Pour l’heure, Benyamin Netanyahu manque des soutiens nécessaires pour mener son projet d’annexion. À commencer par celui des États-Unis : l’administration Trump n’a pas actuellement validé ses projets. Dans le « plan du siècle », l’annexion devait aller de pair avec des compromis israéliens pour relancer le processus de paix et l’auteur de ce plan, Jared Kushner, freine aujourd’hui face à une annexion unilatérale souhaitée en revanche par l’ambassadeur américain en Israël, David Friedman. Les lignes de fracture se font sentir au sein de l’administration américaine. Et à quatre mois d’une élection présidentielle compliquée pour Donald Trump, le conflit israélo-palestinien n’est pas l’une de ses priorités.
Annexion vs coronavirus
Mais Benyamin Netanyahu se heurte aussi à des obstacles politiques internes. Le Premier ministre israélien n’a jusqu’à présent rien dévoilé de ses intentions en matière d’annexion. Voudra-t-il d’abord annexer la vallée du Jourdain, les grandes colonies ou au contraire les plus petites et isolées ? Alors que le flou demeure, les oppositions se sont déjà manifestées. Plusieurs rassemblements anti-annexion, organisés par la gauche de l’échiquier politique, ont eu lieu.
Mais même parmi l’électorat le plus à droite, les réticences se font entendre. « J’apprécie sincèrement le Premier ministre Netanyahu et le président Trump, mais je pense que le plan actuel, sans changement, est plus dangereux qu’une opportunité », juge ainsi Israël Ganz, le président du Conseil régional de Benyamin, regroupant plusieurs colonies du centre et du nord de la Cisjordanie. Comme d’autres représentants des colons, il rejette la création d’un État palestinien défendue par le plan Trump et veut s’assurer que les routes desservant les colonies resteront sous contrôle israélien. « Ma mission à moi est d’obtenir une application plus large de la souveraineté israélienne », affirme-t-il.

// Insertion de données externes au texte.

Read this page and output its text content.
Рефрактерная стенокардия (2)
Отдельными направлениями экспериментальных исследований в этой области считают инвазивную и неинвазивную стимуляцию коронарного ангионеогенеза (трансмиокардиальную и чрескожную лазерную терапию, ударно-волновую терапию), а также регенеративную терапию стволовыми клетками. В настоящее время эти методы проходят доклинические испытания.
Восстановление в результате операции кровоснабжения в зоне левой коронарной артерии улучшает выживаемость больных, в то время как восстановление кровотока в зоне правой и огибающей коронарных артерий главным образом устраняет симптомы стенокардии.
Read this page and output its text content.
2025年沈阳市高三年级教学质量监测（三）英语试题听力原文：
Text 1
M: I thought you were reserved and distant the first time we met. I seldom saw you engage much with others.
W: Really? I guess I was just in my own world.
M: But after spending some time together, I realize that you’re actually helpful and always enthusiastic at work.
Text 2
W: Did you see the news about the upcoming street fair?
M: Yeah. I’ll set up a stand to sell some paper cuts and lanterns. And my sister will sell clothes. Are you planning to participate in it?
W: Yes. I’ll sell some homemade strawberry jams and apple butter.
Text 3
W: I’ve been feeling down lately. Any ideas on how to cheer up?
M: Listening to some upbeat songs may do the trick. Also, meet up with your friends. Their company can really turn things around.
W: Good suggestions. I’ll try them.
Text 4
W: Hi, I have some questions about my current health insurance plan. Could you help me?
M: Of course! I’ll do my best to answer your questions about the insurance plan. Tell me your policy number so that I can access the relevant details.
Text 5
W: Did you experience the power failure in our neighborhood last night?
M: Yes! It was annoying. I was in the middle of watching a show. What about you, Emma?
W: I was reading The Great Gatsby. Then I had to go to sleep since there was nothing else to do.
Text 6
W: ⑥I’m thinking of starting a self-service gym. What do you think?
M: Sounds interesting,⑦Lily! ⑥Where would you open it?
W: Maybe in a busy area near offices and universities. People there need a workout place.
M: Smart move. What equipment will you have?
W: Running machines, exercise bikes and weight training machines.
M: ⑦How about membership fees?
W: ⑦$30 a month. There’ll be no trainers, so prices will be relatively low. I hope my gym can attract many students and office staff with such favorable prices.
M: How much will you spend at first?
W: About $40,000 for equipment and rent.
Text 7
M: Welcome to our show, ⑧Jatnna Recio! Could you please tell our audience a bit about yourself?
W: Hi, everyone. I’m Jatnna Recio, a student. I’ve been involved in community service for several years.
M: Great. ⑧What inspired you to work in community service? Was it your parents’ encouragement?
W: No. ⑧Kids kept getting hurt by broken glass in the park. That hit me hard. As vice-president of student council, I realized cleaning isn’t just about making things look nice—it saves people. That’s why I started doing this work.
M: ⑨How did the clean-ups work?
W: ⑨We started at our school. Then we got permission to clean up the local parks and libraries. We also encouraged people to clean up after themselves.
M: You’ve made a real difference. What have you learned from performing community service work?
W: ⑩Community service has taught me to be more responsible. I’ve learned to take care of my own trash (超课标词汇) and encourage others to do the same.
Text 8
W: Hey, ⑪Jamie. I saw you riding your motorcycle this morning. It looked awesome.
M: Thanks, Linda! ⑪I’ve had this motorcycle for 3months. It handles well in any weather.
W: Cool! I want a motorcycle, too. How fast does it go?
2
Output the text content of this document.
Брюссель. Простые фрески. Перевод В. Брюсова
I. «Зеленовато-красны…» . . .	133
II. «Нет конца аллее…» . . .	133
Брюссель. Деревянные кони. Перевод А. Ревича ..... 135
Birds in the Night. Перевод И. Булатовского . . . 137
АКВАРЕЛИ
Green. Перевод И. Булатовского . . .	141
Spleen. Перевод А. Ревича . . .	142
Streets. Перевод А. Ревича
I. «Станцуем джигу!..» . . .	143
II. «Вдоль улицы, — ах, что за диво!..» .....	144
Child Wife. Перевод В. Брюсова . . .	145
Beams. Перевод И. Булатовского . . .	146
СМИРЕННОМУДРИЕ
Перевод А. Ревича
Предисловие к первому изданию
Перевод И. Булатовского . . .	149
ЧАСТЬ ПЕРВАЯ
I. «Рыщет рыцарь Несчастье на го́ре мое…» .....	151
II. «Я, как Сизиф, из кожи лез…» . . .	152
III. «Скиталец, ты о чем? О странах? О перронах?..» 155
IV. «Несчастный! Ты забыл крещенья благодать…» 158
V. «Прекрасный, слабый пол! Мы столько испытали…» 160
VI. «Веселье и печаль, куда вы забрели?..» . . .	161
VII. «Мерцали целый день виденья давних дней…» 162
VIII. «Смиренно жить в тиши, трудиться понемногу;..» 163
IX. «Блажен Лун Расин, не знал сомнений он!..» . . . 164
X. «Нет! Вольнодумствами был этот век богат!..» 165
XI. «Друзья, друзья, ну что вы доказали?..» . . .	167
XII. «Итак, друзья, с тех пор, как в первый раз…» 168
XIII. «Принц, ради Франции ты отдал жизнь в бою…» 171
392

Mais les difficultés de Benyamin Netanyahu commencent au sein même de son gouvernement. Son ministre de la Défense, et Premier ministre alternant, Benny Gantz affirme être favorable au plan Trump dans son ensemble. Toute annexion doit se faire, juge le partenaire de coalition de Benyamin Netanyahu, avec le soutien des États-Unis et en concertation avec les partenaires internationaux, notamment régionaux, d’Israël. Or, la Jordanie multiplie les mises en garde contre cette annexion.
Benny Gantz estime aussi que la priorité est la crise sanitaire et économique. « Tout ce qui n’est pas lié à la crise contre le coronavirus attendra jusqu’après le coronavirus », a-t-il déclaré lundi. L’opposition de Benny Gantz n’empêche pas légalement Benyamin Netanyahu de faire avancer son projet d’annexion, mais complique sa quête d’une majorité. Après sa rencontre avec Avi Berkowitz, l’émissaire américain pour le Proche-Orient, ce mardi, Benyamin Netanyahu a reconnu que la « question de la souveraineté » nécessitait encore des concertations. « Nous continuerons d’y travailler dans les prochains jours », a-t-il déclaré, laissant entendre qu’aucune annonce majeure n’aurait lieu ce 1er juillet.